The Jones Act is a federal law that, among other things, provides an avenue for relief to seamen who are injured in the course of their employment. Under a specific provision of this law, the injured seaman (or, in case of death, his or her personal representative) has the right to bring a civil lawsuit for damages against his or her employer. In such a lawsuit, this law also specifically provides that the plaintiff has the right to a trial by jury.
What Happens When the Employer is the United States?
Under a doctrine known as sovereign immunity, governments (federal, state and local) are immune from lawsuits in many circumstances. An exception is made under federal law for lawsuits by injured seamen where the employer is the government (or its agent). In such cases, governmental immunity is waived.
In these types of cases, involving injuries to seamen employed by the federal government, or its agent, the Suits in Admiralty Act comes into play. Under this Act, a civil lawsuit can be brought against the United States (or a federally-owned corporation) by an injured seaman if the lawsuit could otherwise have been brought if the vessel had been privately owned or operated, if the cargo had been privately owned or possessed, or if a private person or property had been involved.
Importantly, under this provision of the Suits in Admiralty Act, the jury trial right is absent.

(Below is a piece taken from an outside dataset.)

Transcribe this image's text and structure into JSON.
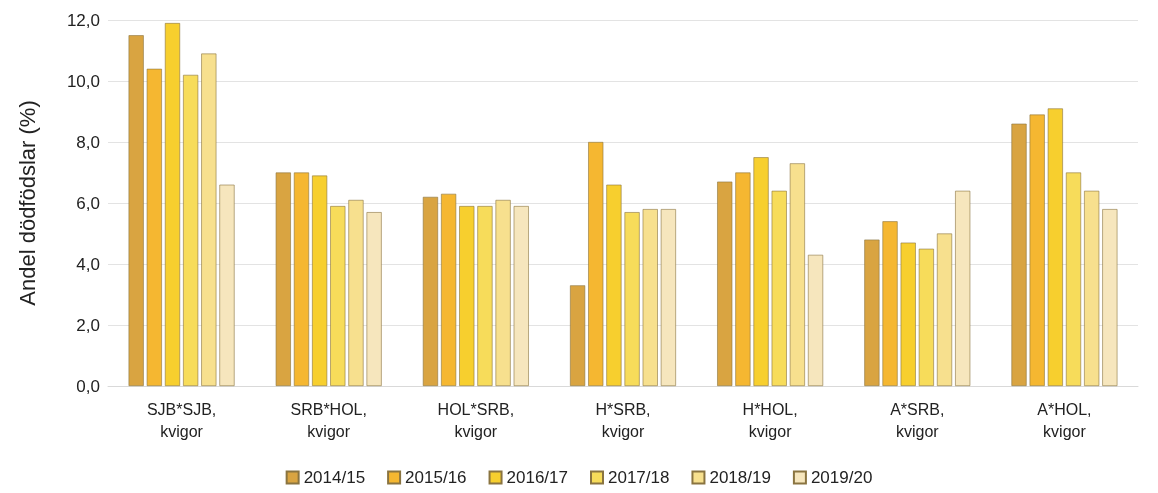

The law specifically provides that in cases brought against the government or its agent, claims against the United States (or federally-owned corporations) will be tried without a jury.
Example: Jones v. United States
Last August, the United States Court of Appeals for the Fifth Circuit decided a case that involved the a civil lawsuit by an injured seamen asserting claims against United States. In this case, Jones v. United States, the plaintiff was an engineer who worked aboard a boat owned by the United States. The plaintiff fell while on duty and sustained injury to his arm. He alleged that grease on the deck caused him to slip and become injured and sued the United States for negligence under the Jones Act (among other claims). The district court granted summary judgment against him because he had no evidence that grease caused his fall. On appeal, the United States Court of Appeals for the Fifth Circuit affirmed, upholding the decision of the district court.
The fact that the case was a non-jury case was an important factor discussed by the Fifth Circuit Court of Appeals in its decision. The court noted that since the case was a non-jury case, the district court had more discretion to consider what weight would be given to the evidence than it would have had if the matter had been one to be decided by a jury. This is because, in the context of a motion for summary judgment in a non-jury case, the district court had limited discretion to determine whether the same evidence, if presented before it on the summary judgment motion or at trial, would lead to a different result.